Brent and US WTI oil prices started the year over $60/barrel
Oil prices that hit mid-2015 highs early in trading on Tuesday later slipped on restarts of major crude pipelines in the UK and Libya and rising US production.
For the first time since January 2014, both Brent and US WTI opened the year over $60/barrel due to anti-government protests in Iran and the OPEC supply cut agreement.
By 12:59 p.m. EST, US WTI had dipped by 13 cents to sit at $60.29/barrel. Earlier in the session, WTI had hit $60.74/barrel, the highest since June 2015.
Brent crude was down 41 cents to $66.46/barrel after reaching a session high of $67.29/barrel, the highest since May 2015. The Canadian Crude Index rose to $37.79.
Reuters reports the spread between US crude and Brent hit its narrowest mark in nearly two weeks.
In the United Kingdom, the Forties pipeline was restarted and returned to full operations on Dec. 30 after a crack in the pipeline shut down operations on Dec. 11.
As well, a Libyan pipeline which was damaged in a suspected attack last week, has been repaired and production is restarting gradually.
“The resolution of the North Sea pipeline issue is having the expected result that the Brent-WTI spread is narrowing today,” David Thompson, executive vice-president at Powerhouse told Reuters.
Thompson adds that volumes are higher as traders return to work after the holidays.
“Despite the day’s price weakness, both Brent and WTI remain in solid, long-term bullish trends – $58.95 is nearby support on WTI front-month futures and $65.60 is the corresponding support on front-month Brent futures,” Thompson said.

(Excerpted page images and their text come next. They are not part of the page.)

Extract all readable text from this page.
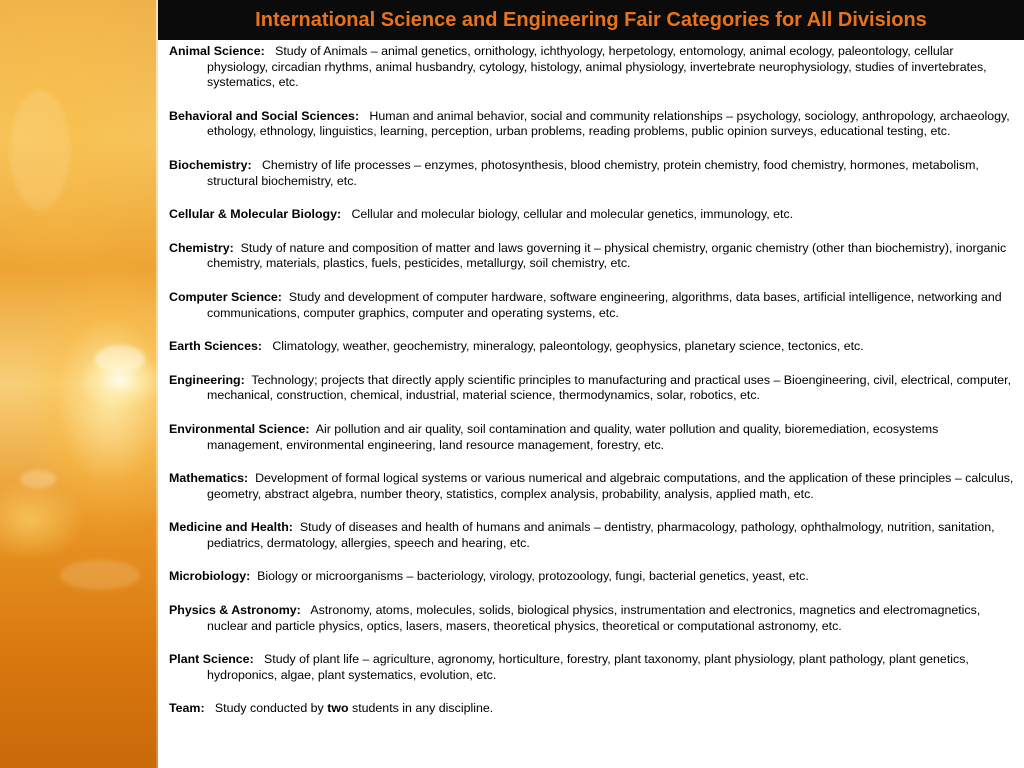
International Science and Engineering Fair Categories for All Divisions

Animal Science: Study of Animals – animal genetics, ornithology, ichthyology, herpetology, entomology, animal ecology, paleontology, cellular physiology, circadian rhythms, animal husbandry, cytology, histology, animal physiology, invertebrate neurophysiology, studies of invertebrates, systematics, etc.

Behavioral and Social Sciences: Human and animal behavior, social and community relationships – psychology, sociology, anthropology, archaeology, ethology, ethnology, linguistics, learning, perception, urban problems, reading problems, public opinion surveys, educational testing, etc.

Biochemistry: Chemistry of life processes – enzymes, photosynthesis, blood chemistry, protein chemistry, food chemistry, hormones, metabolism, structural biochemistry, etc.

Cellular & Molecular Biology: Cellular and molecular biology, cellular and molecular genetics, immunology, etc.

Chemistry: Study of nature and composition of matter and laws governing it – physical chemistry, organic chemistry (other than biochemistry), inorganic chemistry, materials, plastics, fuels, pesticides, metallurgy, soil chemistry, etc.

Computer Science: Study and development of computer hardware, software engineering, algorithms, data bases, artificial intelligence, networking and communications, computer graphics, computer and operating systems, etc.

Earth Sciences: Climatology, weather, geochemistry, mineralogy, paleontology, geophysics, planetary science, tectonics, etc.

Engineering: Technology; projects that directly apply scientific principles to manufacturing and practical uses – Bioengineering, civil, electrical, computer, mechanical, construction, chemical, industrial, material science, thermodynamics, solar, robotics, etc.

Environmental Science: Air pollution and air quality, soil contamination and quality, water pollution and quality, bioremediation, ecosystems management, environmental engineering, land resource management, forestry, etc.

Mathematics: Development of formal logical systems or various numerical and algebraic computations, and the application of these principles – calculus, geometry, abstract algebra, number theory, statistics, complex analysis, probability, analysis, applied math, etc.

Medicine and Health: Study of diseases and health of humans and animals – dentistry, pharmacology, pathology, ophthalmology, nutrition, sanitation, pediatrics, dermatology, allergies, speech and hearing, etc.

Microbiology: Biology or microorganisms – bacteriology, virology, protozoology, fungi, bacterial genetics, yeast, etc.

Physics & Astronomy: Astronomy, atoms, molecules, solids, biological physics, instrumentation and electronics, magnetics and electromagnetics, nuclear and particle physics, optics, lasers, masers, theoretical physics, theoretical or computational astronomy, etc.

Plant Science: Study of plant life – agriculture, agronomy, horticulture, forestry, plant taxonomy, plant physiology, plant pathology, plant genetics, hydroponics, algae, plant systematics, evolution, etc.

Team: Study conducted by two students in any discipline.
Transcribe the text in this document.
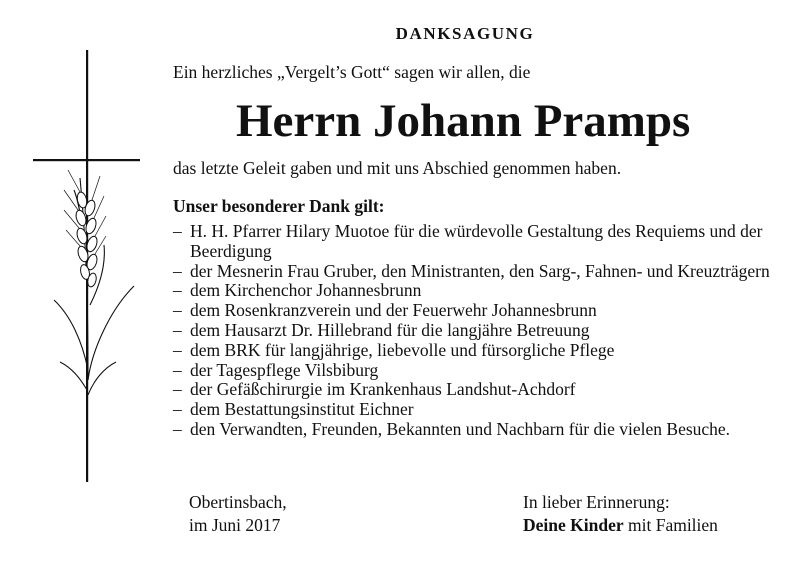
DANKSAGUNG
Ein herzliches „Vergelt’s Gott“ sagen wir allen, die
Herrn Johann Pramps
das letzte Geleit gaben und mit uns Abschied genommen haben.
Unser besonderer Dank gilt:
– H. H. Pfarrer Hilary Muotoe für die würdevolle Gestaltung des Requiems und der Beerdigung
– der Mesnerin Frau Gruber, den Ministranten, den Sarg-, Fahnen- und Kreuzträgern
– dem Kirchenchor Johannesbrunn
– dem Rosenkranzverein und der Feuerwehr Johannesbrunn
– dem Hausarzt Dr. Hillebrand für die langjähre Betreuung
– dem BRK für langjährige, liebevolle und fürsorgliche Pflege
– der Tagespflege Vilsbiburg
– der Gefäßchirurgie im Krankenhaus Landshut-Achdorf
– dem Bestattungsinstitut Eichner
– den Verwandten, Freunden, Bekannten und Nachbarn für die vielen Besuche.
Obertinsbach,
im Juni 2017
In lieber Erinnerung:
Deine Kinder mit Familien
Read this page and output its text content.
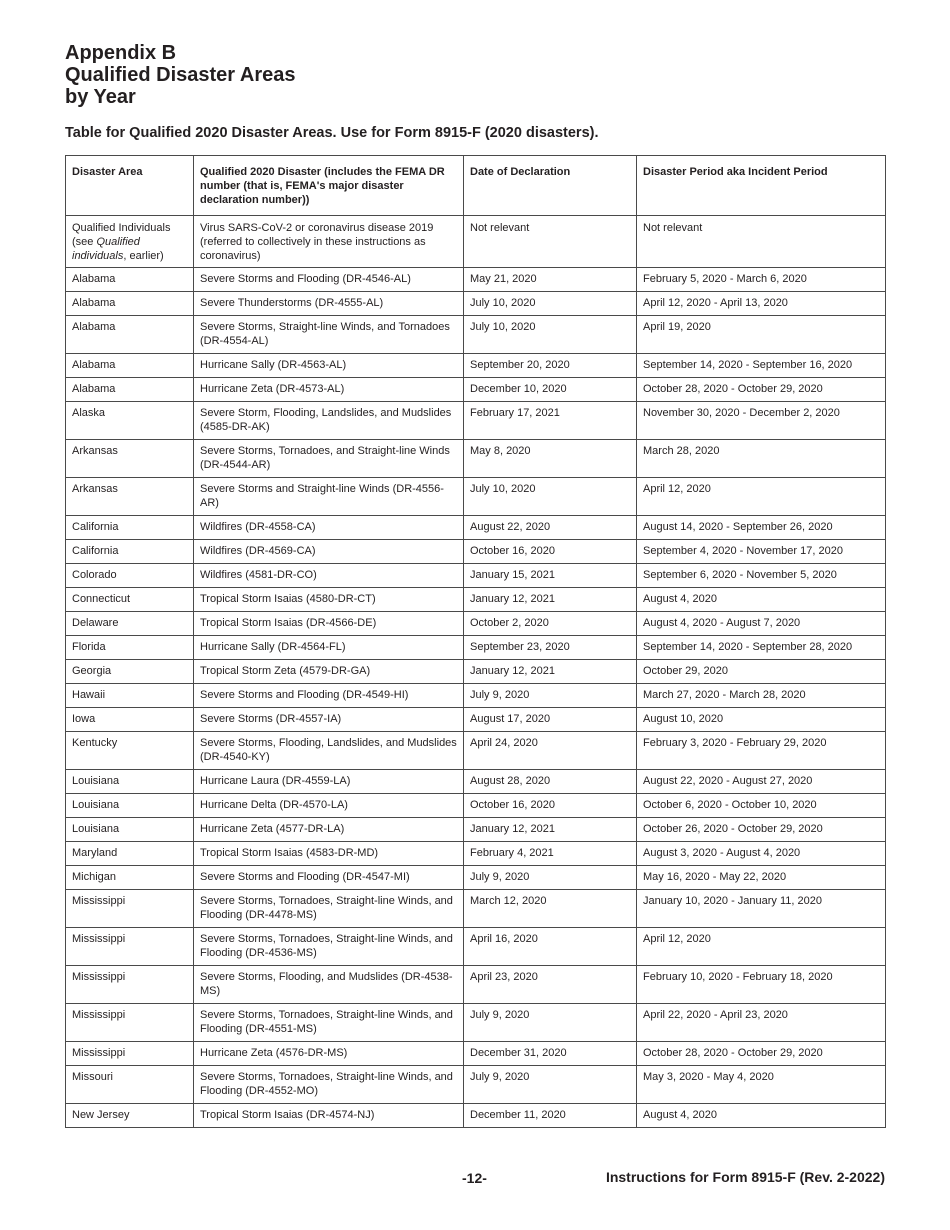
Appendix B
Qualified Disaster Areas
by Year
Table for Qualified 2020 Disaster Areas. Use for Form 8915-F (2020 disasters).
Disaster Area	Qualified 2020 Disaster (includes the FEMA DR number (that is, FEMA's major disaster declaration number))	Date of Declaration	Disaster Period aka Incident Period
Qualified Individuals (see Qualified individuals, earlier)	Virus SARS-CoV-2 or coronavirus disease 2019 (referred to collectively in these instructions as coronavirus)	Not relevant	Not relevant
Alabama	Severe Storms and Flooding (DR-4546-AL)	May 21, 2020	February 5, 2020 - March 6, 2020
Alabama	Severe Thunderstorms (DR-4555-AL)	July 10, 2020	April 12, 2020 - April 13, 2020
Alabama	Severe Storms, Straight-line Winds, and Tornadoes (DR-4554-AL)	July 10, 2020	April 19, 2020
Alabama	Hurricane Sally (DR-4563-AL)	September 20, 2020	September 14, 2020 - September 16, 2020
Alabama	Hurricane Zeta (DR-4573-AL)	December 10, 2020	October 28, 2020 - October 29, 2020
Alaska	Severe Storm, Flooding, Landslides, and Mudslides (4585-DR-AK)	February 17, 2021	November 30, 2020 - December 2, 2020
Arkansas	Severe Storms, Tornadoes, and Straight-line Winds (DR-4544-AR)	May 8, 2020	March 28, 2020
Arkansas	Severe Storms and Straight-line Winds (DR-4556-AR)	July 10, 2020	April 12, 2020
California	Wildfires (DR-4558-CA)	August 22, 2020	August 14, 2020 - September 26, 2020
California	Wildfires (DR-4569-CA)	October 16, 2020	September 4, 2020 - November 17, 2020
Colorado	Wildfires (4581-DR-CO)	January 15, 2021	September 6, 2020 - November 5, 2020
Connecticut	Tropical Storm Isaias (4580-DR-CT)	January 12, 2021	August 4, 2020
Delaware	Tropical Storm Isaias (DR-4566-DE)	October 2, 2020	August 4, 2020 - August 7, 2020
Florida	Hurricane Sally (DR-4564-FL)	September 23, 2020	September 14, 2020 - September 28, 2020
Georgia	Tropical Storm Zeta (4579-DR-GA)	January 12, 2021	October 29, 2020
Hawaii	Severe Storms and Flooding (DR-4549-HI)	July 9, 2020	March 27, 2020 - March 28, 2020
Iowa	Severe Storms (DR-4557-IA)	August 17, 2020	August 10, 2020
Kentucky	Severe Storms, Flooding, Landslides, and Mudslides (DR-4540-KY)	April 24, 2020	February 3, 2020 - February 29, 2020
Louisiana	Hurricane Laura (DR-4559-LA)	August 28, 2020	August 22, 2020 - August 27, 2020
Louisiana	Hurricane Delta (DR-4570-LA)	October 16, 2020	October 6, 2020 - October 10, 2020
Louisiana	Hurricane Zeta (4577-DR-LA)	January 12, 2021	October 26, 2020 - October 29, 2020
Maryland	Tropical Storm Isaias (4583-DR-MD)	February 4, 2021	August 3, 2020 - August 4, 2020
Michigan	Severe Storms and Flooding (DR-4547-MI)	July 9, 2020	May 16, 2020 - May 22, 2020
Mississippi	Severe Storms, Tornadoes, Straight-line Winds, and Flooding (DR-4478-MS)	March 12, 2020	January 10, 2020 - January 11, 2020
Mississippi	Severe Storms, Tornadoes, Straight-line Winds, and Flooding (DR-4536-MS)	April 16, 2020	April 12, 2020
Mississippi	Severe Storms, Flooding, and Mudslides (DR-4538-MS)	April 23, 2020	February 10, 2020 - February 18, 2020
Mississippi	Severe Storms, Tornadoes, Straight-line Winds, and Flooding (DR-4551-MS)	July 9, 2020	April 22, 2020 - April 23, 2020
Mississippi	Hurricane Zeta (4576-DR-MS)	December 31, 2020	October 28, 2020 - October 29, 2020
Missouri	Severe Storms, Tornadoes, Straight-line Winds, and Flooding (DR-4552-MO)	July 9, 2020	May 3, 2020 - May 4, 2020
New Jersey	Tropical Storm Isaias (DR-4574-NJ)	December 11, 2020	August 4, 2020
-12-	Instructions for Form 8915-F (Rev. 2-2022)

In Iran on Tuesday, the country’s Supreme Leader accused the Middle Eastern country’s enemies of stirring unrest. The death toll in anti-government demonstrations that began last week in Iran has risen to 21.
So far, the protests have had no impact on Iranian crude production or imports.
“Geopolitical risks are clearly back on the crude oil agenda after having been absent almost entirely since the oil market ran into a surplus in the second half of 2014,” Bjarne Schieldrop, chief commodities analyst at SEB, told Reuters.
Despite the OPEC supply cut agreement which has helped cut the global crude oversupply and strong demand for oil in China, rising US production has tempered the market’s bullish outlook for oil prices.
“We think US tight oil production growth warrants close monitoring as it could spoil OPEC’s market-balancing efforts, pushing the market into surplus in 2018,” Barclays bank said.
In the US Energy Information Administration’s monthly report, US crude production rose 167,000 barrels per day (b/d) to 9.64 million b/d in October. According to Reuters, if that figure is not revised next month, that will be the highest US monthly production level since May 1971.